State requirements also place a five-year equivalent of a scarlet letter on Highline Lake. Even if no more adult mussels or veligers are found after the dousing with chemicals, Highline won’t be able to shed its “infested” declaration until 2028.
Martinez said during those five years it will take a team of four full-time employees – including himself – to deal with the added decontamination measures.
The lake will likely be operating on restricted hours because of the staff’s extra decontamination duties.
“I have had boaters tell me that they will go elsewhere,” Martinez said in acknowledgment that the park he is so proud of will become something of a watery pariah.
For now, the good news is that at least one dock and intake pipes on the dam have not shown any signs of more mussels. Neither did inspections of 38 miles of an irrigation canal that feeds into Highline.
In other ironically good news for the lake, if a mussel infestation had to happen in Colorado, Highline was the best place for it, Martinez said. CPW owns the water in the lake, unlike most reservoirs in the state that are owned by irrigation companies. That made it possible to lower the lake level so drastically and to spray for the mussels.
“It would be a whole different ball of wax at most bodies of water in the state,” Martinez said.
Highline also had a plus for spraying because irrigation canals are shut down from Nov. 1 to April 1. No water comes in or leaves the lake during that time.
At least eight other lakes in Colorado have turned up zebra mussel veligers in lab inspections, but all those have passed the five-year mark with clean slates. None of those lakes ever dredged up an adult mussel.
Walters, who has been fighting other invasive species like New Zealand mudsnails and Eurasian watermilfoil along with mussels since 2012, recognizes that zebra mussels are the worst invasive foe he has yet faced.

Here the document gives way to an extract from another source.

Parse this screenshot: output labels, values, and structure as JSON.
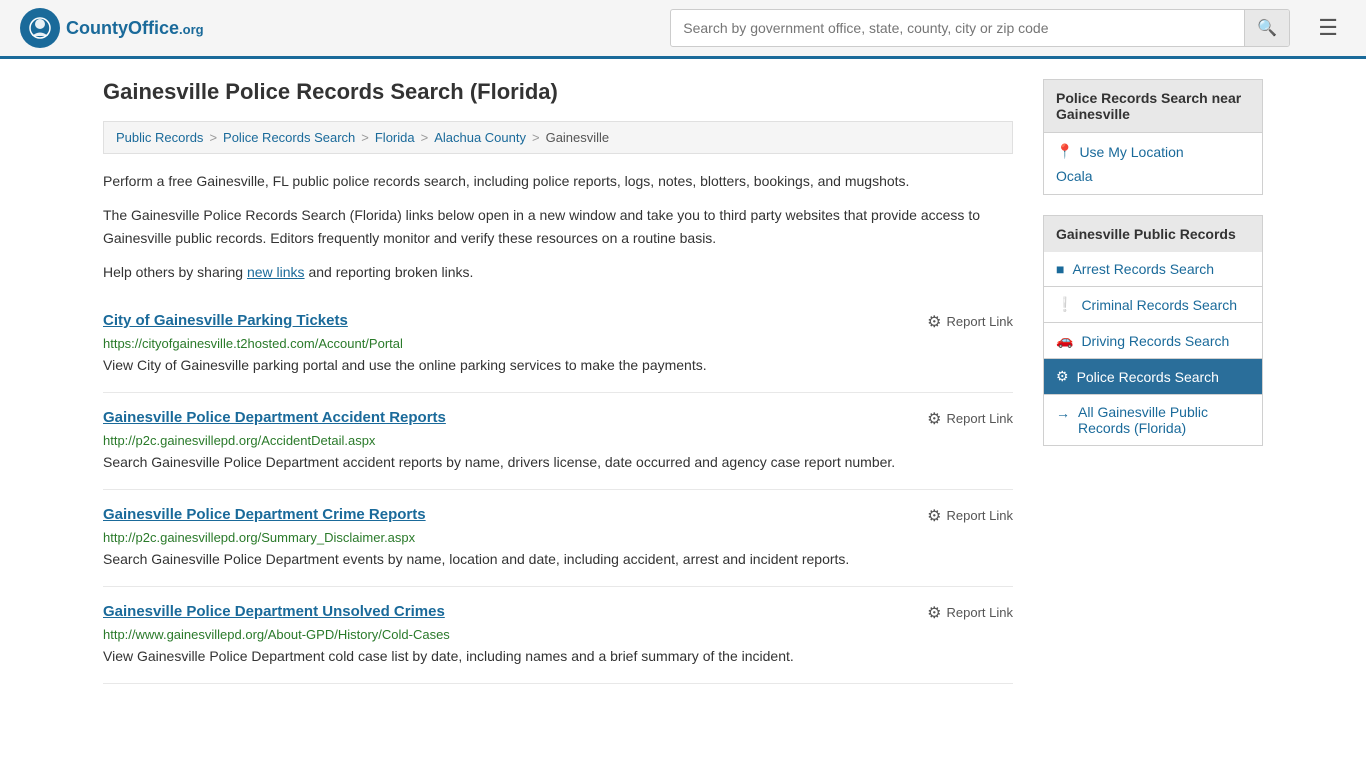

They have the potential to cause millions of dollars in damage if they get into dam intakes or systems of pipes. That’s why just a handful in an entire lake can be such cause for alarm.
That potential for zebra mussel monetary mayhem is why Walters and his crew were out in Highline this week trying the big step of essentially poisoning a lake. It is all they have to throw at this problem.
“We feel like we are putting all our energy into this,” Walters said. “We are doing the best we can.”